Something must have clicked in his brain a couple of weeks ago, as for the first time ever he formed a sentence. I should warn you, it isn’t great but here it is: “Daddy nose.” His pronunciation leaves something to be desired. He says Daddy well enough; he has had plenty of practice with that, then he takes a pause, a fairly long one as gears crank into place in his head, then he says noooooooooooooooooo(z). I put the “Z” in parenthesis, as it seems to be optional depending on his mood.

Blue and 2

In Billy’s world colors and numbers exist, but they only exist as broad concepts. If something has color, it is “bloooo”. If there is more than one of something, there are “toooooo”. On Sunday evening we rode our bikes to the lake in the park and had our dinner watching the birds and the pedal boats drift by. When one boat passed by, Billy said “booooooaaaa.” When two boats came into view, he pointed to them both, and yelled “toooooooooo” When 3, 4 or 5 came into view he’d flap and flail his arms from one to the other and yell, with even more animation, “toooooooooo.”

If I say, fetch the red pen. He fetches the red pen. If I hold the red pen in the air and say, what color is it Billy? He will say “bloooooooooo.” Every car we pass in the street is “blooooooo,” no matter its actual color.

If he sees a large quantity of very colorful things, he’ll engage his newly honed sentence creation skills and give us a whopping “tooooooooooo blooooooooooo.” Progress indeed.

I used to wonder how kids got such complex concepts as quantity into their heads. I wondered how you could possibly teach such an abstract thing from scratch. My question was clearly in error. There is no such thing as “from scratch,” the blank slate theories of consciousness are long discredited and when you are forever proffering 2 objects to your kid and saying “do you want 2?” or pointing to two objects in his hand and saying “you’ve got 2!” it becomes glaringly obvious how they learn these abstract concepts. Common bleedin’ sense, that’s how.
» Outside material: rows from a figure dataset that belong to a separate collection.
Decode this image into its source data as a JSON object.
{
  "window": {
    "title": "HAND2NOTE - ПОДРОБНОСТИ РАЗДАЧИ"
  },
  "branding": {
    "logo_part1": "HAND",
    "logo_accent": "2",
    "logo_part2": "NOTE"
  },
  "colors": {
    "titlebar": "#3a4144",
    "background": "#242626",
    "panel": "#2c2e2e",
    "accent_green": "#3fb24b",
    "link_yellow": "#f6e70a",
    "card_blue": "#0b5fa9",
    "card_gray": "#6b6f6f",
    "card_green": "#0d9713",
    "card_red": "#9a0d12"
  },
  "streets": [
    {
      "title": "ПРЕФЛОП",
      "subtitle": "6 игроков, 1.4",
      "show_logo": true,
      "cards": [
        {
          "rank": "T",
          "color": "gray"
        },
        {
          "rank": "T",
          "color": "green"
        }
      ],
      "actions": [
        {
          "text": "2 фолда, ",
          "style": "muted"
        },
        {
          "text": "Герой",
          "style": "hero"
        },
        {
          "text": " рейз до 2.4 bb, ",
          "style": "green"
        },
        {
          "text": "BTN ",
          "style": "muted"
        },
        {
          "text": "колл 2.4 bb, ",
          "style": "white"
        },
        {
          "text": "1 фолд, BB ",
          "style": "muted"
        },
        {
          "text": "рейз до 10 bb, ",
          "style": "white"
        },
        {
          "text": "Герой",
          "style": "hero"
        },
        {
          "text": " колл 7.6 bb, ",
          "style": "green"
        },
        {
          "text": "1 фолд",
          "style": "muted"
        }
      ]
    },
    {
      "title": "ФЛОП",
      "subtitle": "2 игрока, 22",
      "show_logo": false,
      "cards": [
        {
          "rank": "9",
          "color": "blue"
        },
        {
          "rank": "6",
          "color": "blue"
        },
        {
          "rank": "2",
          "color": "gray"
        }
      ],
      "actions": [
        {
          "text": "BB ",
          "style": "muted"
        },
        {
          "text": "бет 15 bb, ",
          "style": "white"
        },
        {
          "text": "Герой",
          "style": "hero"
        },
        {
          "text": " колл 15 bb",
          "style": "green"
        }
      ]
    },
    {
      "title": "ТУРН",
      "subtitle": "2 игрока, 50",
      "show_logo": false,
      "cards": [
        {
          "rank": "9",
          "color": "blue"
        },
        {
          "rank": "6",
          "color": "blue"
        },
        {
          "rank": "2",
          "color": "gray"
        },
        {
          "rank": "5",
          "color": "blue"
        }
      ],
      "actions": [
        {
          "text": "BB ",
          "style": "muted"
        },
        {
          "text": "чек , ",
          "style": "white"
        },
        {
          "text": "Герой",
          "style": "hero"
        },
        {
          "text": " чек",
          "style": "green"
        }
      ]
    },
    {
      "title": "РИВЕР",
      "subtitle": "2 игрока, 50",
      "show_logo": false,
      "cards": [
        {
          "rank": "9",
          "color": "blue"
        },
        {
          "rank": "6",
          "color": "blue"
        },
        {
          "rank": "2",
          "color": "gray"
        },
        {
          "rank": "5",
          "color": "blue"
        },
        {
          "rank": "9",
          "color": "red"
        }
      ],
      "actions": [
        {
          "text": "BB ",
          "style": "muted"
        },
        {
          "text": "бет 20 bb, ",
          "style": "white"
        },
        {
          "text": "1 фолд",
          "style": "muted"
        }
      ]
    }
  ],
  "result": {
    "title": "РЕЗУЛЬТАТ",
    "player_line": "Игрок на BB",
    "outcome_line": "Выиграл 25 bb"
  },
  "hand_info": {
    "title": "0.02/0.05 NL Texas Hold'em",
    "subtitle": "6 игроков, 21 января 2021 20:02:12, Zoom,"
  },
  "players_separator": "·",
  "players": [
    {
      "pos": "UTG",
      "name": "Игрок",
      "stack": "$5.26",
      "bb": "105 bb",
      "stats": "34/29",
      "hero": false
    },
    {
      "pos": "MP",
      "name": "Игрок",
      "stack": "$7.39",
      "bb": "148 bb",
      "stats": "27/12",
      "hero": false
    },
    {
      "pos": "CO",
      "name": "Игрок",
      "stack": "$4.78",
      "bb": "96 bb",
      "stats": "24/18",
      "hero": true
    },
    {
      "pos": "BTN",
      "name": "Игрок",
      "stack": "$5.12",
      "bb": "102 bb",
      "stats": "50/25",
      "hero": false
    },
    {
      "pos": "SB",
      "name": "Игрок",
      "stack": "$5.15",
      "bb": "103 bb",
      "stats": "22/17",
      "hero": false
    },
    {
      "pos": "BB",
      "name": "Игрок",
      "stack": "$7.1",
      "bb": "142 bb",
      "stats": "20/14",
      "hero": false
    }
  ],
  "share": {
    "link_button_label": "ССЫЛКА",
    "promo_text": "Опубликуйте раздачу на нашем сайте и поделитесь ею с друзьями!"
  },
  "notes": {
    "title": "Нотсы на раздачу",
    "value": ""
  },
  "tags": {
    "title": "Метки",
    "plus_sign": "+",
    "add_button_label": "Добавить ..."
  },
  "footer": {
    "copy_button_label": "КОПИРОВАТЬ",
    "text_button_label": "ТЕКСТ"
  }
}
Watching Billy this last week or so it is clear that we are on the cusp of a vast proliferation in his vocal abilities. In the last few days alone his skills have improved hugely. Whereas this time last week he was happy to point at something he wanted, he’ll now take a stab at any word. Milk is “nyok,” Bestow (the landlady’s dog) is “boooo,” he has a verb, eat, which is predictably pronounced “eeeee,” and his old word “jew,” for juice, has attained an almost imperceptible “s” on the end. Oh, and how could I forget, “Teletubbies” is now “Teta.” Spanish for boob.

It’s remarkable how much more enjoyable all this development makes the whole child-rearing enterprise. It’s like having a little entertainer about the place, and even though his act is rubbish; we are genetically programmed to lap it up.

I’ve been forced to the conclusion that those first two years are more of a woman’s time. Pardon my crude sexism, but as soppy as men are capable of being, there just isn’t that much to be had from the tiny infant/mewling baby stages. You feel a lot of love and a lot of other things, some pleasant and some unpleasant, but you very rarely feel much satisfaction. More often than not I just felt trapped. Kind of in a good way, but also kind of not. As the “terrible twos” approach, I may still be trapped, but at least I’ll have an entertaining little companion sharing my cell.